Nuremberg-on-Thames
Aunt Agatha suggested to me that we do this a couple of days ago. With this, the timing seems about right:
The University and College Union (UCU) of Britain, the largest academic organization in the United Kingdom, voted on Wednesday in favor of an academic boycott of Israel.
The motion was passed despite the UCU leader’s appeal to members of the union to ignore the call for an academic boycott.
Of the UCU representatives present, 158 voted in favor of the motion, 99 voted against, and 8 abstained.
Education Minister Yuli Tamir criticized result, calling it a “surprising move that does not conform with reality.”
Oh, but it does, Yuli. It does:
While Israelis are targeted by rockets from Gaza and officials from the “elected Palestinian government” threaten attacks by female suicide bombers, calls for anti-Israeli boycotts based on human rights claims would appear to be both immoral and absurd.
But the small group that controls Britain’s trade unions has managed to combine both traits, and it is escalating its political warfare in parallel with Palestinian violence.
…
[The UCU’s] is the third such academic boycott campaign in Britain in two years, coming after a divestment debate within the Anglican Church, a “boycott Israel” movement led by British activists in the World Medical Association, and the adoption of a similar program by the National Union of Journalists.
And the architects! Don’t forget the British architects!

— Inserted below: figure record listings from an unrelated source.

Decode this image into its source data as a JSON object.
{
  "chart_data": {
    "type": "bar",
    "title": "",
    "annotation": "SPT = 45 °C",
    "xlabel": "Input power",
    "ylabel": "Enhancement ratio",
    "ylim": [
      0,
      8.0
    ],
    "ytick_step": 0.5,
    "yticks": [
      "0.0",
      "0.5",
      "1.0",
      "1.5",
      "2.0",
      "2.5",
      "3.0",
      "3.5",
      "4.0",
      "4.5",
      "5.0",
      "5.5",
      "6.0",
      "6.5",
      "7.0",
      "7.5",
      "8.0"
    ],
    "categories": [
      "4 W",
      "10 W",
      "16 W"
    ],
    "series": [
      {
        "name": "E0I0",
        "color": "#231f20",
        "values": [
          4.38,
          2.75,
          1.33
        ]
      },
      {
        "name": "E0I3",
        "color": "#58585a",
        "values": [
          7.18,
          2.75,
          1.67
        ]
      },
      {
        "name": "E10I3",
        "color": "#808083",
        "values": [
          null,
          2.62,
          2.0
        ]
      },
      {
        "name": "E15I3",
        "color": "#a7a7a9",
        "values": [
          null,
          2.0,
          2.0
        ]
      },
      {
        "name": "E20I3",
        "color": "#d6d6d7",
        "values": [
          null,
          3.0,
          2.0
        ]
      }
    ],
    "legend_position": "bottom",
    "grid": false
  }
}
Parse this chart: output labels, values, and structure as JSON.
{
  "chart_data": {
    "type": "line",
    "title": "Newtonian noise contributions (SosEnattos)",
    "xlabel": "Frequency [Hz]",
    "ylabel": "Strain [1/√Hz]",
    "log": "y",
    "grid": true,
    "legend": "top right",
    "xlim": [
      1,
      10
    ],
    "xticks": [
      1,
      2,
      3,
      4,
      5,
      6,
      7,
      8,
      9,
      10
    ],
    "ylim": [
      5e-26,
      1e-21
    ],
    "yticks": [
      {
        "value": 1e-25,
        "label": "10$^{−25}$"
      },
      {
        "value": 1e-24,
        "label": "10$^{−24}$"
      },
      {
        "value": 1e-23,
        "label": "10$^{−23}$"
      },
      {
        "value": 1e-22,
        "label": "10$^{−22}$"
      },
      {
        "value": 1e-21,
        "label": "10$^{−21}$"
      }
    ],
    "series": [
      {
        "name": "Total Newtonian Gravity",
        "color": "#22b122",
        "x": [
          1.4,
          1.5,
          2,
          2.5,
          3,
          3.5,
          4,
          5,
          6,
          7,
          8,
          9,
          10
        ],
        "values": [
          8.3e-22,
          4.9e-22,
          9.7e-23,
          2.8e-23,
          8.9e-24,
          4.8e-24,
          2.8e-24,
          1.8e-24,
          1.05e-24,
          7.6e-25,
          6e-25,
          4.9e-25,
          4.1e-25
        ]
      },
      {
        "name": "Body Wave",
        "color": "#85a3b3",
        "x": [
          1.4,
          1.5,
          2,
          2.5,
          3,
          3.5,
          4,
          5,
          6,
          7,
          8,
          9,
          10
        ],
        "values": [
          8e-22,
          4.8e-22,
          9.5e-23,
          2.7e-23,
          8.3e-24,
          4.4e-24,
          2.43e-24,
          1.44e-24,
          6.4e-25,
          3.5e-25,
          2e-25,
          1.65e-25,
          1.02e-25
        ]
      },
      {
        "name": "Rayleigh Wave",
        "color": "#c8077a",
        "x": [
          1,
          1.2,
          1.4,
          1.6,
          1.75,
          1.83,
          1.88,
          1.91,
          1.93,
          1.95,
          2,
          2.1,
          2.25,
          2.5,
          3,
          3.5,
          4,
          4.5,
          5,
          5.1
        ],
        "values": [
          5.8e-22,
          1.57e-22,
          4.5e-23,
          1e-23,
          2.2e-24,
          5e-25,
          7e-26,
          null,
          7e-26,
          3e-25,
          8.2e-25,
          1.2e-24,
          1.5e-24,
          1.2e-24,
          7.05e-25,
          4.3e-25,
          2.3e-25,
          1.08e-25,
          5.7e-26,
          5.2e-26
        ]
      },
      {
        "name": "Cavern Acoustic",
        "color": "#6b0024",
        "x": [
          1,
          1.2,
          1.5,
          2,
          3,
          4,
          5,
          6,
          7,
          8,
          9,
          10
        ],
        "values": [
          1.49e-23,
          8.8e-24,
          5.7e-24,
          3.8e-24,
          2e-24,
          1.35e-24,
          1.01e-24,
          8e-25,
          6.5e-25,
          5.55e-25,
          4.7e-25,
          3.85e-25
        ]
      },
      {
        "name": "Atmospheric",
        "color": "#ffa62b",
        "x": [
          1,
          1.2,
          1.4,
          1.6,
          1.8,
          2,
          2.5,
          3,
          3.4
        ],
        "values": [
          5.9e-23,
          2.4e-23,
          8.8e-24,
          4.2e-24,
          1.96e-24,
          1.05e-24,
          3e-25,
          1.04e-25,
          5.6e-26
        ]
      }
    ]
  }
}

Even Irish artists are getting in on the act.
Note, please, that the UCU measure was passed overwhelmingly by the rank-and-vile over the objection of the leadership. In fact, in most of the above cases, the boycotts were imposed against the wishes of the leaders. Say what you will about British anti-Semitism, it represents the will of the people.
All of which led Aunt Agatha to wonder—where had she heard of this sort of thing before?
In their 25-point Party Program, published in 1920, Nazi party members publicly declared their intention to segregate Jews from “Aryan” society and to abrogate Jews’ political, legal, and civil rights. Nazi leaders began to make good on their pledge to persecute German Jews soon after their assumption of power. The first major law to curtail the rights of Jewish citizens was the “Law for the Restoration of the Professional Civil Service” of April 7, 1933, according to which Jewish and “politically unreliable” civil servants and employees were to be excluded from state service.
The new Civil Service Law was the German authorities’ first formulation of the so-called Aryan Paragraph, a kind of regulation used to exclude Jews (and often by extension other “non-Aryans”) from organizations, professions, and other aspects of public life. In April 1933, German law restricted the number of Jewish students at German schools and universities. In the same month, further legislation sharply curtailed “Jewish activity” in the medical and legal professions.
You think we’re kidding? Do we look like we’re kidding?